A trial that investigated weight-training in nursing home residents, aged 90 years or older, showed the training to be clearly beneficial in terms of strength and self-care scores – but the scores soon fell back to their pre-trial levels after the study ended.

Poor balance and falls

A particular role for exercise as a treatment for frailty is in the prevention of falls in those who have already suffered accidental tumbles. Around one-third of over 65s and half of over 80s fall at least once a year. Falls are the leading cause of death from injury in the over 70s. Falls lead to fractures including 80,000 hip fractures per annum in the UK. The provision of exercise and education programmes to reduce the risk of falling is growing, an example being those set up by ambulance stations for the patients who they have helped pick up from the floor. A large meta-analysis of such programmes involving more than 4,000 elderly fallers has shown a subsequent reduction in falls by 30% and of falls leading to fractures by 60% – worthwhile indeed

The 2018 Cochrane review of the use of exercise to prevent recurrent falls in the elderly concluded that a combination of balance and functional training with strength training is effective. If widely applied this should reduce by a quarter the overall number of falls per year which would amount to about 140 fewer falls per 1000 older people over one year in the general population and twice as many in older people at high risk of falls.
However, if it is to be any good at all, the exercise must be maintained – something which becomes increasingly difficult for the elderly.

The message is clear – it is never too late to take up exercise but if you leave it too long you may have missed the boat as far as reduction in dependency is concerned. And as you get older it becomes increasingly important to maintain a physically active lifestyle. Lapsing into a lazy old age is a recipe for detraining and the onset of dependency.

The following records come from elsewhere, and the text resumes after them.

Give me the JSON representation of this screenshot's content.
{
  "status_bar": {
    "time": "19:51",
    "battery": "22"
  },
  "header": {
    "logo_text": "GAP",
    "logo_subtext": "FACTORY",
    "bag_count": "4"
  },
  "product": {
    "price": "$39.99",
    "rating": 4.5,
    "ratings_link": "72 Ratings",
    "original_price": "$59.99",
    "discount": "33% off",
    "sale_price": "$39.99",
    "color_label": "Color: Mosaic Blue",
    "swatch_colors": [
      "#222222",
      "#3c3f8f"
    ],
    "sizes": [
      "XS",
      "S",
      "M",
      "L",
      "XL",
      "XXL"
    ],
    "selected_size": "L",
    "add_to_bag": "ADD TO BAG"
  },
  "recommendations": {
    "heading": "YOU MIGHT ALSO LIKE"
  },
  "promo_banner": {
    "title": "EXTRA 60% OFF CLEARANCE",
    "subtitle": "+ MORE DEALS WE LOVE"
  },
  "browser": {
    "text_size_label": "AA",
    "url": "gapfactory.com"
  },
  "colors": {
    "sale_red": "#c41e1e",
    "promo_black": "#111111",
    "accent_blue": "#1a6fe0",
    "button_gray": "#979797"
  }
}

Remember to see “How not to kill Granny”. Go to:

https://medium.com/in-fitness-and-in-health/dont-kill-granny-7fe1b5d5a883

 

2 responses to “FRAILTY PART 4”

  1. Michael says:

    I totally agree with the importance of exercise for the elderly. I am 74 and have a shoulder injury (lack of cartilage causing bone on bone) that does not allow me to do upper body strength training. How can I compensate for my lack of limited upper body movement and still gain upper body strength?
    Thank you

    • Hugh Bethell says:

      Thanks Mike and sorry to hear about your shoulder. This may not apply to you, but many shoulder injuries cause pain for a limited time – usually between one and two years. Shoulder joints are non-weight bearing which does allow recovery from injury more readily than applies for weight bearing joints.
      I have three thoughts. First, maintain what movement you have as well as you can. Second, compensate by exercising your other arm more. Third, try Charles Atlas-type exercises. That involves holding the affected arm still with the good side and pushing against it in the five directions of shoulder mobility – flexion (pushing forward), extension (pushing backwards), abduction (pushing outwards), internal rotation (with the elbow bent to right angles rotate the forearm across the chest) and external rotation (rotate the forearm the other way, away from the body). The idea with each of these movements is that you tense the muscle which would have created the movement but the shoulder does not move at all. The muscular effort helps to maintain or improve the muscle’s strength. Try doing each exercise to the count of ten and repeat five times or until bored!